Juiz que negou pedido de advogada que faltou audiência para dar à luz é investigado

O Conselho Nacional de Justiça (CNJ) abriu, nesta quarta-feira (11), uma reclamação disciplinar para apurar a conduta do desembargador Georgenor de Sousa Franco Filho, do Tribunal Regional do Trabalho da 8ª Região (TRT-8), sediado em Belém (PA).

O magistrado afirmou que “gravidez não é doença” ao rejeitar pedido de uma advogada que precisou se ausentar de uma audiência para dar à luz.

– Des. Georgenor de Souza: “Excelência, eu queria ser bastante prático. Há um pedido. Vossa Excelência defere ou nega?”
– Des. Sulamir de Almeida (relatora): “Eu vou deferir o pedido”.
– Des. Georgenor de Souza: “Para adiar o julgamento?”
– Des. Sulamir de Almeida (relatora): “Excelência, ela [a advogada] pediu sustentação oral…”
– Des. Georgenor de Souza: “Não, como dizia Magalhães Barata, que foi governador do Pará, gravidez não é doença  que adquire-se por gosto” (sic).
– Des. Sulamir de Almeida (relatora): “Sim, Excelência. Não é doença, mas é um direito que a…”.
– Des. Georgenor de Souza: “Mas ela não é parte no processo, é apenas advogada no processo”.
– Des. Sulamir de Almeida (relatora): “Ela tinha pedido sustentação oral, Excelência”.
– Des. Georgenor de Souza: “Mandava outro substituto, isso é a coisa mais simples que tem. São mais de dez mil advogados em Belém, e acho que todos têm a mesma qualificação que a Dra. Suzane Teixeira”.

O CNJ vai apurar eventual descumprimento dos deveres da magistratura pelo desembargador. Pela legislação, um processo deve ser suspenso quando a advogada estiver em período de parto, quando for a única patrona da causa.

O episódio ocorreu nessa terça-feira (10) durante sessão da Quarta Turma do tribunal. No entendimento de Georgenor, o processo não poderia ser adiado porque a advogada não era parte na ação, mas apenas uma das profissionais que atuaram na causa, podendo ser substituída.

O caso chegou ao conselho a partir de uma representação protocolada por quatro conselheiros do órgão. O documento, direcionado à Corregedoria-Geral do TRT da 8ª Região, dá prazo de cinco dias para intimar o desembargador e, 15 dias, para que ele apresente defesa diante de possível abertura de Processo Administrativo Disciplinar.

Quem assina é o ministro Luis Felipe Salomão, corregedor nacional de Justiça. Na decisão consta que o desembargador e presidente da 4ª Turma do Tribunal Regional do Trabalho (TRT) da 8º Região (Pará e Amapá) “pode, em princípio, ter violado deveres inerentes à magistratura, dentre os quais o dever de urbanidade para com os colegas e partes, além de possível inobservância de direitos processuais próprios das advogadas em período de parto”.

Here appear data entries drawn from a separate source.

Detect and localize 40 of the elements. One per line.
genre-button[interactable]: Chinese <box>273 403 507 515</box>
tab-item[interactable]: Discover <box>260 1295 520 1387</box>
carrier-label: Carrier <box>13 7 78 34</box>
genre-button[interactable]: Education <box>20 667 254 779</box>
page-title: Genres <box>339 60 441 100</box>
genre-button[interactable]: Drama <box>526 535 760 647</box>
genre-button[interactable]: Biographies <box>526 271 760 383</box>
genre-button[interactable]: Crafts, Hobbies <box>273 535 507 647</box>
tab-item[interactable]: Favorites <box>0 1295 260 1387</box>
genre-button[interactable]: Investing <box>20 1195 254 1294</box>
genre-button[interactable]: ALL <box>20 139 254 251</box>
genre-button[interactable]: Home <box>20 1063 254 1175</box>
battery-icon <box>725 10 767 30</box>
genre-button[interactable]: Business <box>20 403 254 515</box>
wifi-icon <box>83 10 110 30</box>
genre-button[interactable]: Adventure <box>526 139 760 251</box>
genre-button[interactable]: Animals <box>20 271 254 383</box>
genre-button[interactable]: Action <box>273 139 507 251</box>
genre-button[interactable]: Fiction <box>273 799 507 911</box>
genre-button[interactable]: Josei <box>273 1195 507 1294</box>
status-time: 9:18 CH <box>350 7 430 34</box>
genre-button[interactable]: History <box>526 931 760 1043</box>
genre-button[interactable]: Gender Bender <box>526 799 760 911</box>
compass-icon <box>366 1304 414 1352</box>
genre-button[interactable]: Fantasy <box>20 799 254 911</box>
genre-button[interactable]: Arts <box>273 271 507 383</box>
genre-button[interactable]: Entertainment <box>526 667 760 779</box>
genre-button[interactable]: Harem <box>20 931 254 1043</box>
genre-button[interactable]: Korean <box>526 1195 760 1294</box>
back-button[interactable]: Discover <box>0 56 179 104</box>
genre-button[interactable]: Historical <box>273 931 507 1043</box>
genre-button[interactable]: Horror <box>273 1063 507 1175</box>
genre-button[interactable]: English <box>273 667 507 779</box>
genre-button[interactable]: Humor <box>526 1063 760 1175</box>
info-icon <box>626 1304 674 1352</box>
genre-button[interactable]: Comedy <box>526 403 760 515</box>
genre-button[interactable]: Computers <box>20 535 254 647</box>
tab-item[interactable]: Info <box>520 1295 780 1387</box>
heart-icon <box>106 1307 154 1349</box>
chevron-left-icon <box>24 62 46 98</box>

O TRT da 8º Região lamentou o ocorrido e manifestou respeito pela advocacia e por suas prerrogativas, em especial das mulheres.

“Revendo novamente a filmagem, verifiquei que minha manifestação foi profundamente indelicada e infeliz, e gostaria de oferecer minhas mais sinceras desculpas não somente à Dra. Suzane Odane Teixeira Guimarães, mas a todas as Sras”, disse Georgenor Filho em pedido de desculpas publicado nas redes sociais do TRT.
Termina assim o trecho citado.